Your doctor will tell you how much of this medicine to take and how often. Do not take more medicine or take it more often than your doctor tells you to. If you are using this lozenge without a prescription, follow the instructions on the medicine label.
This medicine comes with patient instructions. Read and follow these instructions carefully. Ask your doctor or pharmacist if you have any questions.
Be sure to choose the right kind of lozenges. One kind is for people who smoke their first cigarette less than 30 minutes after they wake up. The other kind is for people who smoke their first cigarette more than 30 minutes after they wake up. Do not change from one kind to the other during treatment.
Wait at least 15 minutes after you eat or drink before you use a lozenge. Do not eat or drink anything while you have a lozenge in your mouth.
Do not bite, chew, or swallow the lozenge. It is best to suck on the lozenge and let it melt slowly in your mouth.
You may feel tingling or a warm feeling in your mouth. This means the nicotine is being released.
Move the lozenge around sometimes while it is in your mouth. Most people will hold the lozenge inside one cheek, then move it to the other cheek occasionally.
The lozenge should melt completely in about 20 to 30 minutes.
When you first start using the Commit? program, use at least the smallest suggested number of lozenges each day. This is important to keep cravings and withdrawal symptoms under control.
Keep using this medicine for the full treatment time. Do not use more than 20 lozenges in one day. Do not use two lozenges at one time or use one right after another.
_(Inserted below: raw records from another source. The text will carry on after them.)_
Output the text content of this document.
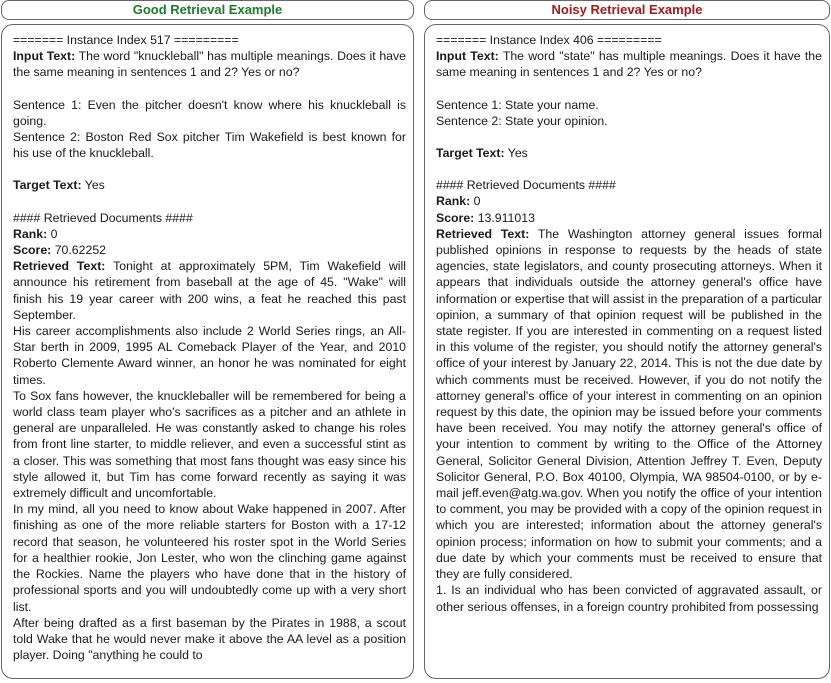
Good Retrieval Example

======= Instance Index 517 =========

Input Text: The word "knuckleball" has multiple meanings. Does it have the same meaning in sentences 1 and 2? Yes or no?

Sentence 1: Even the pitcher doesn't know where his knuckleball is going.

Sentence 2: Boston Red Sox pitcher Tim Wakefield is best known for his use of the knuckleball.

Target Text: Yes

#### Retrieved Documents ####

Rank: 0

Score: 70.62252

Retrieved Text: Tonight at approximately 5PM, Tim Wakefield will announce his retirement from baseball at the age of 45. "Wake" will finish his 19 year career with 200 wins, a feat he reached this past September.

His career accomplishments also include 2 World Series rings, an All-Star berth in 2009, 1995 AL Comeback Player of the Year, and 2010 Roberto Clemente Award winner, an honor he was nominated for eight times.

To Sox fans however, the knuckleballer will be remembered for being a world class team player who's sacrifices as a pitcher and an athlete in general are unparalleled. He was constantly asked to change his roles from front line starter, to middle reliever, and even a successful stint as a closer. This was something that most fans thought was easy since his style allowed it, but Tim has come forward recently as saying it was extremely difficult and uncomfortable.

In my mind, all you need to know about Wake happened in 2007. After finishing as one of the more reliable starters for Boston with a 17-12 record that season, he volunteered his roster spot in the World Series for a healthier rookie, Jon Lester, who won the clinching game against the Rockies. Name the players who have done that in the history of professional sports and you will undoubtedly come up with a very short list.

After being drafted as a first baseman by the Pirates in 1988, a scout told Wake that he would never make it above the AA level as a position player. Doing "anything he could to

Noisy Retrieval Example

======= Instance Index 406 =========

Input Text: The word "state" has multiple meanings. Does it have the same meaning in sentences 1 and 2? Yes or no?

Sentence 1: State your name.

Sentence 2: State your opinion.

Target Text: Yes

#### Retrieved Documents ####

Rank: 0

Score: 13.911013

Retrieved Text: The Washington attorney general issues formal published opinions in response to requests by the heads of state agencies, state legislators, and county prosecuting attorneys. When it appears that individuals outside the attorney general's office have information or expertise that will assist in the preparation of a particular opinion, a summary of that opinion request will be published in the state register. If you are interested in commenting on a request listed in this volume of the register, you should notify the attorney general's office of your interest by January 22, 2014. This is not the due date by which comments must be received. However, if you do not notify the attorney general's office of your interest in commenting on an opinion request by this date, the opinion may be issued before your comments have been received. You may notify the attorney general's office of your intention to comment by writing to the Office of the Attorney General, Solicitor General Division, Attention Jeffrey T. Even, Deputy Solicitor General, P.O. Box 40100, Olympia, WA 98504-0100, or by e-mail jeff.even@atg.wa.gov. When you notify the office of your intention to comment, you may be provided with a copy of the opinion request in which you are interested; information about the attorney general's opinion process; information on how to submit your comments; and a due date by which your comments must be received to ensure that they are fully considered.

1. Is an individual who has been convicted of aggravated assault, or other serious offenses, in a foreign country prohibited from possessing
Store the lozenges at room temperature, away from heat and direct light. If you must throw away a lozenge without using all of it, wrap the used lozenge in paper and throw it away so that children or pets cannot get to it.
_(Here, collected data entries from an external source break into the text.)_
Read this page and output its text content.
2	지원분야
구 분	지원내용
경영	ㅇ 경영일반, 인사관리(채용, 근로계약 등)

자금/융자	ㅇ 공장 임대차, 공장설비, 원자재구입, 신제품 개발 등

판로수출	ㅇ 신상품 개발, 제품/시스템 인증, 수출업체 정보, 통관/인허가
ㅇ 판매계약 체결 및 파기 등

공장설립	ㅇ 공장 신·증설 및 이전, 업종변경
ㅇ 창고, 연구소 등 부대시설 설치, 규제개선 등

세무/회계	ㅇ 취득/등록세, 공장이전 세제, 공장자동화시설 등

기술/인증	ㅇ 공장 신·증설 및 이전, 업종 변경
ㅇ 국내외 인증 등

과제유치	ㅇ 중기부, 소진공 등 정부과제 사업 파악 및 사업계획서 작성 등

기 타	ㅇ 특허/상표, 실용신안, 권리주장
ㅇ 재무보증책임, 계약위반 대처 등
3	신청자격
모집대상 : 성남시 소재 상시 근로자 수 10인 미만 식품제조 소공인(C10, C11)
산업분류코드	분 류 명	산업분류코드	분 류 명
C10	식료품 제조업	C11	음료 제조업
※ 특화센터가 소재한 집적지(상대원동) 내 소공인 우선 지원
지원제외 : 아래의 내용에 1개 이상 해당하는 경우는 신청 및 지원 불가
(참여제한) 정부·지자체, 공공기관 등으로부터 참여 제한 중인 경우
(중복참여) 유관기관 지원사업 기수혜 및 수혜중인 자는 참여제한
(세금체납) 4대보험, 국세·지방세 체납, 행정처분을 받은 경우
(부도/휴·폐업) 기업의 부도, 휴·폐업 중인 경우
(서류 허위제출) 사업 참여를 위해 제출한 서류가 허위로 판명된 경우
Keep all medicine away from children and never share your medicine with anyone.
Ask your doctor or pharmacist before using any other medicine, including over-the-counter medicines, vitamins, and herbal products.
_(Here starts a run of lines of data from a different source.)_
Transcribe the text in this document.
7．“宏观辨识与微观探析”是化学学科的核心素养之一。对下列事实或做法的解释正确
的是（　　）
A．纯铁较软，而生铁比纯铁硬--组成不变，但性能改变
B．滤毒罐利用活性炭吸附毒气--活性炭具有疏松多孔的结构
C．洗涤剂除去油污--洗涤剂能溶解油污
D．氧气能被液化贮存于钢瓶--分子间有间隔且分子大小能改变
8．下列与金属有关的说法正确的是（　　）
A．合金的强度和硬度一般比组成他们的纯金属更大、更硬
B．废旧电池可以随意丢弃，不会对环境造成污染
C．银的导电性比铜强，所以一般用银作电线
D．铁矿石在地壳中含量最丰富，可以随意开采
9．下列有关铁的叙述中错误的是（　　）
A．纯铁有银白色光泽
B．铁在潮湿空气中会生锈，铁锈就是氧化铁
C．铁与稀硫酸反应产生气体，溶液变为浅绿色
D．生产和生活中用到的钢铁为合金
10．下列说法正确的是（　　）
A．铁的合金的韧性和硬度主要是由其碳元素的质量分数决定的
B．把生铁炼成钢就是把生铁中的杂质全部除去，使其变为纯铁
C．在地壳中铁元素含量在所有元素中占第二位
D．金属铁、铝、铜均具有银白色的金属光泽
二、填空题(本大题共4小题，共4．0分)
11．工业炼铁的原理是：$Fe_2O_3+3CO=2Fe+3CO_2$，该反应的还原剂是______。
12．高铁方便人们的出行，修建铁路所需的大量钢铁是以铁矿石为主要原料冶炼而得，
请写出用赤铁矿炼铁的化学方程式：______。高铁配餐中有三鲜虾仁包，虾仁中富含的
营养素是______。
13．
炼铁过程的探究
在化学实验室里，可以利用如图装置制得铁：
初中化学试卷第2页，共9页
Make sure your doctor knows if you are also using insulin, asthma medicine (such as theophylline, albuterol, Serevent®), medicine for depression (such as amitriptyline), or any other kind of stop-smoking medicine. Tell your doctor about all other medicines you use regularly. Your doses may need to be changed when you quit smoking.
Do not smoke cigarettes or use any other kind of nicotine at all during the time you are using Commit?. This includes chewing tobacco, nicotine gum, or nicotine patches.
If you are pregnant or breastfeeding, you should only use this medicine if your doctor tells you to. Smoking can seriously harm your child. Try to stop smoking without using medicine. This medicine is believed to be safer than smoking. However, the risks to your child from the medicine are not fully known.
Make sure your doctor knows if you have heart problems or uncontrolled high blood pressure.
You will probably still want to smoke sometimes. Have a plan for coping with situations where you may be tempted. These lozenges are only part of a complete program to quit smoking.
Stop using Commit? at the end of week 12. If you still feel the need to smoke after you have finished the Commit? program, talk to your doctor.